The Supreme Court has not allayed all constitutional concerns regarding detention during deportation proceedings. Although Demore considered detention under § 1226(c), one of the provisions at issue in the present case, and concluded that detention was constitutionally permissible, the Court also noted that “the detention at stake under § 1226(c) lasts roughly a month and a half in the vast majority of cases in which it is invoked, and about five months in the minority of cases in which the alien chooses to appeal,” and that the respondent himself “was detained for somewhat longer than the average—spending six months in INS custody.” Demore, 538 U.S. at 530–31. The detention here lasted three times as long—some class members were detained for a year and a half before the district court issued its injunction.
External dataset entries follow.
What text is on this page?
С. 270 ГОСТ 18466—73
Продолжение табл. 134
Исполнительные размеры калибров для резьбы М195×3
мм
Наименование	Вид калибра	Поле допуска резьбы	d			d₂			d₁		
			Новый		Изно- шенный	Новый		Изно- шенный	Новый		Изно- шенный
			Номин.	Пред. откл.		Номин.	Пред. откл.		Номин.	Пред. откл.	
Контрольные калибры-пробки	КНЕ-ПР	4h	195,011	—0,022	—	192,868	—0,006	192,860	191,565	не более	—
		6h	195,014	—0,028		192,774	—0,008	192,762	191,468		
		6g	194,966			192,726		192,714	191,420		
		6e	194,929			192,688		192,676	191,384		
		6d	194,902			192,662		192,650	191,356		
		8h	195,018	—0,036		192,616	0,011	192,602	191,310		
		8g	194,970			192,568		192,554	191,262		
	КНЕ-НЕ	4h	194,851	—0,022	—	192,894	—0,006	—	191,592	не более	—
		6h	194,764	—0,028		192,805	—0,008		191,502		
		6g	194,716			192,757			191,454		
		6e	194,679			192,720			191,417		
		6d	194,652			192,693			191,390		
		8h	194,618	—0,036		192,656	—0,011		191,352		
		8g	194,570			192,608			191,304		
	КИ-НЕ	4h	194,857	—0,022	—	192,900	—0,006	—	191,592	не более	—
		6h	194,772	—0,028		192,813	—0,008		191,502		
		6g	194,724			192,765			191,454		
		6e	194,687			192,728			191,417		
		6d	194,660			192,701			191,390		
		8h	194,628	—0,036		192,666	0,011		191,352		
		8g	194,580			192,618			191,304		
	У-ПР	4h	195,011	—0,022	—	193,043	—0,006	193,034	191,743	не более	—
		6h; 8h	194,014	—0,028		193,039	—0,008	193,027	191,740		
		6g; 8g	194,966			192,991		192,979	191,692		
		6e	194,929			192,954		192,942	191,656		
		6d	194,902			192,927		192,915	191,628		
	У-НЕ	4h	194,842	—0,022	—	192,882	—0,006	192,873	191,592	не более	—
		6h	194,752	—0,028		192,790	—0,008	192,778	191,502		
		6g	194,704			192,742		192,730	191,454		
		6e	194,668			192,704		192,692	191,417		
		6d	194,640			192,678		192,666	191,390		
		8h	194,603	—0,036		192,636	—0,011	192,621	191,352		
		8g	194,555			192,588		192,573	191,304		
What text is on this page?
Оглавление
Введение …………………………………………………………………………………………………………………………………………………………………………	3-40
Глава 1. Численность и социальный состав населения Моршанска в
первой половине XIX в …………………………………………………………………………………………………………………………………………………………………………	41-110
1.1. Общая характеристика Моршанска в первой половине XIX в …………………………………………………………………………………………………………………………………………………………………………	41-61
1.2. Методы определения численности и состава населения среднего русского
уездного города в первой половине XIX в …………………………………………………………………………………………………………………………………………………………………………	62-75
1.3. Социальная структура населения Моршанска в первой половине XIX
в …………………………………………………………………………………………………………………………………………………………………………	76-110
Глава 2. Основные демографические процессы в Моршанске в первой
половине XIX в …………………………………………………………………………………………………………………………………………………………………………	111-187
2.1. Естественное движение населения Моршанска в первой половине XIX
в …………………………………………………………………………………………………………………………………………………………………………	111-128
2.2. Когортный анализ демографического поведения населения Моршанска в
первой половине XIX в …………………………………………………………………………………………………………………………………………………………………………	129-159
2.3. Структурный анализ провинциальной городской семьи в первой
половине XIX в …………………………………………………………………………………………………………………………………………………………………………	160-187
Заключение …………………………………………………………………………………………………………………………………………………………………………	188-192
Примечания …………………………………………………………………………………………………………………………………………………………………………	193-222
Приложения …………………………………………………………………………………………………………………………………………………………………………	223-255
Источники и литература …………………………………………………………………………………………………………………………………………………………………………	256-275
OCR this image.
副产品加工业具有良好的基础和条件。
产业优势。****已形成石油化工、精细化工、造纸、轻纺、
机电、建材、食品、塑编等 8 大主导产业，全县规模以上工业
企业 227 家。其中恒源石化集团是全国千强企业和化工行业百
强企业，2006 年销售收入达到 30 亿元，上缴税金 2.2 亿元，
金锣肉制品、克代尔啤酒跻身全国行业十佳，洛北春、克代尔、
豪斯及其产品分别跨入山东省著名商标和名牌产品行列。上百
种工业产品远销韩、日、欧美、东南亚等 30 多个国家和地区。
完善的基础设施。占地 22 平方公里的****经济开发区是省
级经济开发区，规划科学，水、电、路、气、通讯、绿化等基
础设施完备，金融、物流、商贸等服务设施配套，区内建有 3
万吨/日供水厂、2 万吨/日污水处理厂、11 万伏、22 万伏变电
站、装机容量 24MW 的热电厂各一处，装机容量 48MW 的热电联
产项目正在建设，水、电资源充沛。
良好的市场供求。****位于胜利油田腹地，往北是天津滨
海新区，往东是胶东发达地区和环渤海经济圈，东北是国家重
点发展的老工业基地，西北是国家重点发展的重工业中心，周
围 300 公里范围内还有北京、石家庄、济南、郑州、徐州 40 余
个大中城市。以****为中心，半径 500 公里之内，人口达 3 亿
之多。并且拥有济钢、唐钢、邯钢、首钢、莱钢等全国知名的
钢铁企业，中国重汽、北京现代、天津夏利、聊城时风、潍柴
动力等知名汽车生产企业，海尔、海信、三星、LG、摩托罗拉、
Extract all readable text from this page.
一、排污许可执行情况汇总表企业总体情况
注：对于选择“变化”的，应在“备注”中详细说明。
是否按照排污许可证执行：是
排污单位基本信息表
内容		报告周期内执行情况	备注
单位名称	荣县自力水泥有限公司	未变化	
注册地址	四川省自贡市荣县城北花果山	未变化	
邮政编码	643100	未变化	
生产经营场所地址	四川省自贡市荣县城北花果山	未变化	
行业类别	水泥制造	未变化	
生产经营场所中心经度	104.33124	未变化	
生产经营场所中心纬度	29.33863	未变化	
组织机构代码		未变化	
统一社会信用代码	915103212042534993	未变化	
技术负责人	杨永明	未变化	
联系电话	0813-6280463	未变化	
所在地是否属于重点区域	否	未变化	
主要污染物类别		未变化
See R. 490 (explaining that DHS began arresting Iraqi nationals in June 2017, and the district court issued the preliminary injunction on November 20, 2018). The Court in Demore held that Congress “may require that persons such as respondent be detained for the brief period necessary for their removal proceedings,” 538 U.S. at 513 (emphasis added), and noted its “longstanding view that the Government may constitutionally detain deportable aliens during the limited period necessary for their removal proceedings,” id. at 526 (emphasis added). The Court did not have the opportunity to consider the degree of prolonged detention at issue in the present case. The Court distinguished Zadvydas on that ground, explaining that “the period of detention at issue in Zadvydas was ‘indefinite’ and ‘potentially permanent,’ ” id. at 528 (quoting Zadvydas, 533 U.S. at 690–91), while the detention considered in Demore was “of a much shorter duration,” id. The court also distinguished Zadvydas on the basis that in Zadvydas “the aliens challenging their detention following final orders of deportation were ones for whom removal was ‘no longer practically attainable.’ ” Id. at 527 (quoting Zadvydas, 533 U.S. at 690).

 

*7 Thus, on the very grounds the Supreme Court distinguished Demore from Zadvydas, the situation here is closer to Zadvydas. The class members here were detained for a year and a half, not a “brief” or “limited period” by any measure, and the district court found that removal is not significantly likely in the reasonably foreseeable future. It therefore remains possible, under the majority’s approach, that removal is never completed “in a particular case, depriving that detainee of any meaningful chance for judicial review.” Jennings, 138 S. Ct. at 840.

 

Further, as Hamama argues, Jennings did not disturb Ly’s discussion of constitutional principles. Neither should this court. See United States v. Adewani, 467 F.3d 1340, 1342 (D.C. Cir. 2006). Unlike the constitutional avoidance and statutory interpretation of § 1226(c) considered in Jennings, this court in Ly did not construe the statute to include a bright-line rule regarding a time limitation on pre-removal detention, 351 F.3d at 271, and did not require bond hearings, id. at 270. This court instead concluded that “although criminal aliens may be incarcerated pending removal, the time of incarceration is limited by constitutional considerations, and must bear a reasonable relation to removal,” id. at 269, and that the “reasonableness of the length of detention is subject to review by federal courts in habeas proceedings,” id. at 273. The Jennings Court explicitly declined to reach these constitutional issues. 138 S. Ct. at 851.

III.

In sum, I would vacate the preliminary injunction, and remand for reconsideration in light of Hamama I and for consideration of any remedies consistent with this opinion.